Tell Washington to vote no to devastating cuts to Medicaid.
Call Senator Marco Rubio
Call Senator Bill Nelson
Tell them who you are and tell them the cuts are too harmful to persons with intellectual and developmental disabilities.
Congress is moving fast to deeply cut and cap Medicaid. The proposed cuts are putting Medicaid’s “optional” and “waiver” benefits at risk.
Medicaid law requires that all states provide services such as doctor visits, hospitalization, nursing home care, and others. Other critical services for people with disabilities are not required by law (i.e. optional benefits) but are allowed if the state chooses to provide them and follows federal requirements.
What are Optional Benefits?
The federal/state Medicaid program allows states to provide a wide variety of optional services in addition to the mandatory services. Once a state includes an optional service as part of its state plan, benefits must be about the same, available throughout the state, and people get to choose their providers and plans. States provide many different services and supports as optional benefits, such as:
- Prescription Drugs
- Clinic services
- Physical therapy
- Occupational therapy
- Speech, hearing and language disorder services
- Respiratory care services
- Other diagnostic, screening, preventive and rehabilitative services
- Dental Services
- Private duty nursing services
- Personal Assistance services
- Case management
- Services in an intermediate care facility for Individuals with Intellectual Disability (ICF/ID) – This includes some large institutions and many large and small group homes that meet federal requirements.
- “State plan” Home and Community Based Services – Typically includes services like respite, case management, supported employment, and environmental modifications.
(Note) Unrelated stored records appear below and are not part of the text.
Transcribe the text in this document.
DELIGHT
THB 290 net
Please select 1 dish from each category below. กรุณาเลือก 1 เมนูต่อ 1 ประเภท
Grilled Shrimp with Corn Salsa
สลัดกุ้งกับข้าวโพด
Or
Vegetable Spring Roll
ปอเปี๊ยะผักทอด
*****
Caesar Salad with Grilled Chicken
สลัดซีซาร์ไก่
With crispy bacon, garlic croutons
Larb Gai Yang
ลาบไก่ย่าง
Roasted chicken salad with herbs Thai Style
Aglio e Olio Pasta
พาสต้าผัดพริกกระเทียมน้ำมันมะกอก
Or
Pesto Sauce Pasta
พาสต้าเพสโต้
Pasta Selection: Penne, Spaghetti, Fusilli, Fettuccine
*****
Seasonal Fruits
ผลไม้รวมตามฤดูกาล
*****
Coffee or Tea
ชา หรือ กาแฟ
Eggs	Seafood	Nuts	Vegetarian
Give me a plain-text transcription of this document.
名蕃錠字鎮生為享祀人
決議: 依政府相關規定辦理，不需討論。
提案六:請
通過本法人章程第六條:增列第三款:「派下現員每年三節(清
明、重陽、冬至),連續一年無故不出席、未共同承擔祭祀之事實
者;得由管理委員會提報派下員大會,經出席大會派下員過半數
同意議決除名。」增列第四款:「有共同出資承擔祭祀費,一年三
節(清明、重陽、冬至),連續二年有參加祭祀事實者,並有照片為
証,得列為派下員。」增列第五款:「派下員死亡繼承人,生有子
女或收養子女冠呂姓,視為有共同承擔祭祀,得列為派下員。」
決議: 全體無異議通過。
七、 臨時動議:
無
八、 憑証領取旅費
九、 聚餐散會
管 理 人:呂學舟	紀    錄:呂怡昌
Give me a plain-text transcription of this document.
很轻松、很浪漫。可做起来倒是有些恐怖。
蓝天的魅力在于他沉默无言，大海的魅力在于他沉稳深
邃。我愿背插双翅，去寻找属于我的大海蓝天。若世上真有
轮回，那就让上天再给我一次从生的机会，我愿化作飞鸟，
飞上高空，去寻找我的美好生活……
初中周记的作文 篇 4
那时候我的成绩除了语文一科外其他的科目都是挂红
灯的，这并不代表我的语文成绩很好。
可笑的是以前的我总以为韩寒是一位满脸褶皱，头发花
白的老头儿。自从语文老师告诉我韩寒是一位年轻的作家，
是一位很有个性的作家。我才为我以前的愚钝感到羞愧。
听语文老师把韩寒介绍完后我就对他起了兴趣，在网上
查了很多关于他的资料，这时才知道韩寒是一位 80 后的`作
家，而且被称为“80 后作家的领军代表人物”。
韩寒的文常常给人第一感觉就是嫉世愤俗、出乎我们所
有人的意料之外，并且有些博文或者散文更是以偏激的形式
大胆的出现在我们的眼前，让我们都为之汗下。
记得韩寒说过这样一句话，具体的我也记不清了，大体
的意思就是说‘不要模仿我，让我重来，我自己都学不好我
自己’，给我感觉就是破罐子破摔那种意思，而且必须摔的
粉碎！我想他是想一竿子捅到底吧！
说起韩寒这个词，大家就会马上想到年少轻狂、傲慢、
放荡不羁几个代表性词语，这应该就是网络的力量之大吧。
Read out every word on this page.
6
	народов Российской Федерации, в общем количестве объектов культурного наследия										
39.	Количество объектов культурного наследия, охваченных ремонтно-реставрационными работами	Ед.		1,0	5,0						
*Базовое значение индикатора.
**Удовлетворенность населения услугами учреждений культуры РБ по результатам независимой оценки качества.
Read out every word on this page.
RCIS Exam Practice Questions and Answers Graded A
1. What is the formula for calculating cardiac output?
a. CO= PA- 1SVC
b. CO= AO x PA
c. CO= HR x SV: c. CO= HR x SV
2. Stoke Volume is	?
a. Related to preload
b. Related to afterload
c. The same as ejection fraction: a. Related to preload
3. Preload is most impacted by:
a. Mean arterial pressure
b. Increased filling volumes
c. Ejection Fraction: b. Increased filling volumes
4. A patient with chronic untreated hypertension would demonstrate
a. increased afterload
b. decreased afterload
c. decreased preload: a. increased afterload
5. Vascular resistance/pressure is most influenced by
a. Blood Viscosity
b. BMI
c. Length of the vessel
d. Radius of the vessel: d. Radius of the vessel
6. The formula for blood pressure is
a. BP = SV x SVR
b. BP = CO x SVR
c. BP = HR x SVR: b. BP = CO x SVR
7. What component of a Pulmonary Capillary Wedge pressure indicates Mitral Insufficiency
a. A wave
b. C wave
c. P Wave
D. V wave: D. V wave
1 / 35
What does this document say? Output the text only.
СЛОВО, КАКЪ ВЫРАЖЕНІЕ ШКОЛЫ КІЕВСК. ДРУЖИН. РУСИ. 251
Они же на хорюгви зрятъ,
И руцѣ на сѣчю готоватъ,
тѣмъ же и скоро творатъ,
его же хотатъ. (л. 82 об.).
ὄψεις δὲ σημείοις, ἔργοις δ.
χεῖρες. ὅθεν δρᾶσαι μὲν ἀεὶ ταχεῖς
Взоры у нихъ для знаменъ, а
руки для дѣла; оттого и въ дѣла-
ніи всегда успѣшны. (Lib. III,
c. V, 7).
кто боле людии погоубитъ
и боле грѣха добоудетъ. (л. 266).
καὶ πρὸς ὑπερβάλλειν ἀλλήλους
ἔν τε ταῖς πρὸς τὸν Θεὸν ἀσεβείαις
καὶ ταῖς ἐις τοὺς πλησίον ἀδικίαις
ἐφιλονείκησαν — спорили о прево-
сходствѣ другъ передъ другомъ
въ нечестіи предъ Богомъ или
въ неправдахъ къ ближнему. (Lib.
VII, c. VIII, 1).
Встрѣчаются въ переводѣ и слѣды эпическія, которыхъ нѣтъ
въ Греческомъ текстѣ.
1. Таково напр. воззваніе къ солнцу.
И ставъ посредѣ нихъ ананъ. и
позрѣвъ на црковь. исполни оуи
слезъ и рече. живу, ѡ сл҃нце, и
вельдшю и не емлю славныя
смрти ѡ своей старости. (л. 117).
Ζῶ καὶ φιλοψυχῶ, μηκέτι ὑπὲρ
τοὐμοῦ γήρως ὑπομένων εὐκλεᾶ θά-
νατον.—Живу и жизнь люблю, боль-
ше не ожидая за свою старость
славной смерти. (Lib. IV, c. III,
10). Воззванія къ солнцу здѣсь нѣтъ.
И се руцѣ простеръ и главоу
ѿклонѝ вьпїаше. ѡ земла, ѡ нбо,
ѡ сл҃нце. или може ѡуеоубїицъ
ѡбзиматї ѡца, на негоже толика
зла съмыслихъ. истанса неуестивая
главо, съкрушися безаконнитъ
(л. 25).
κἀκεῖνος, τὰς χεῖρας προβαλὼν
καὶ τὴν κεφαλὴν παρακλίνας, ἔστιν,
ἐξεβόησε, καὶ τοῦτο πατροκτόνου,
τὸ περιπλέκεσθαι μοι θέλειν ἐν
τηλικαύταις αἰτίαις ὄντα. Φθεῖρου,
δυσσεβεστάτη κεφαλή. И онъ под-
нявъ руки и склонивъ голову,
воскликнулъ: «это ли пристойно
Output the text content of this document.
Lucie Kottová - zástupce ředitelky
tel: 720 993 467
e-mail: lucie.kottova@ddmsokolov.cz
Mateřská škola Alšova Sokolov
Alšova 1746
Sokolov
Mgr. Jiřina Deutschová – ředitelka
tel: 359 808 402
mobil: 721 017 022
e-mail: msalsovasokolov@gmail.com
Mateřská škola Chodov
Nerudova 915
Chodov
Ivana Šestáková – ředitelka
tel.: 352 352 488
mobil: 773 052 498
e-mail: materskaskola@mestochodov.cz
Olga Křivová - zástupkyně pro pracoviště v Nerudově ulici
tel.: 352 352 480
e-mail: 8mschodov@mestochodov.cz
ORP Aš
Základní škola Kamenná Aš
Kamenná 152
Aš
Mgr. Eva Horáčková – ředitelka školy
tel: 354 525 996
States using this option include: California, Colorado, Connecticut, Delaware, District of Columbia, Idaho, Indiana, Iowa, Louisiana, Maryland, Mississippi, Montana, Nevada, Oregon, Texas, and Wisconsin.
- Self-Directed Personal Assistant Services – Provides personal care and related services and participation in self-directed PAS is voluntary. Participants set their own provider qualifications, train their PAS providers, and determine how much they pay for a service, support, or item.
- Community First Choice Option- Allows States to provide comprehensive home and community-based services and supports under the State Plan as an alternative to facility based care and receive increased federal matching funds. States using this option are California, Maryland, Montana, Oregon, and Texas.
What about “Waiver” Services? Are These Optional?
Waiver services are in a category of their own as states must submit formal requests to have certain federal Medicaid requirements waived and negotiate those changes with federal officials at the Centers for Medicare and Medicaid Services. Waivers require periodic renewals which usually trigger new negotiations.
While waivers offer states a lot of flexibility, they permit states to limit services by permitting states to provide benefits only to specific groups (for example, children with autism) and to cap enrollment (for example, 200 children). This is why there are long waiting lists for many waiver services in states throughout the country.
The most important waiver for people with I/DD is called the 1915(c) Home and Community-based Services Waiver. States have a variety of different names for the waiver. States use this waiver to provide long term supports and services in home and community settings rather than institutional settings. Waiver services include:
- providing direct support professionals to assist with meals, bathing, dressing, and toileting
- communication support
- assistive technology
- supported employment
- behavioral supports
- services that may assist in diverting and/or transitioning individuals from institutional settings into their homes and community
- numerous other services
The Bottom Line
Optional and waiver services would be under attack if Congress deeply cuts and caps Medicaid funding. This means that, depending on state responses to lost federal funding, people with intellectual and developmental disabilities (I/DD) are at risk for losing access to community-based supports and states may increase use of institutionalization.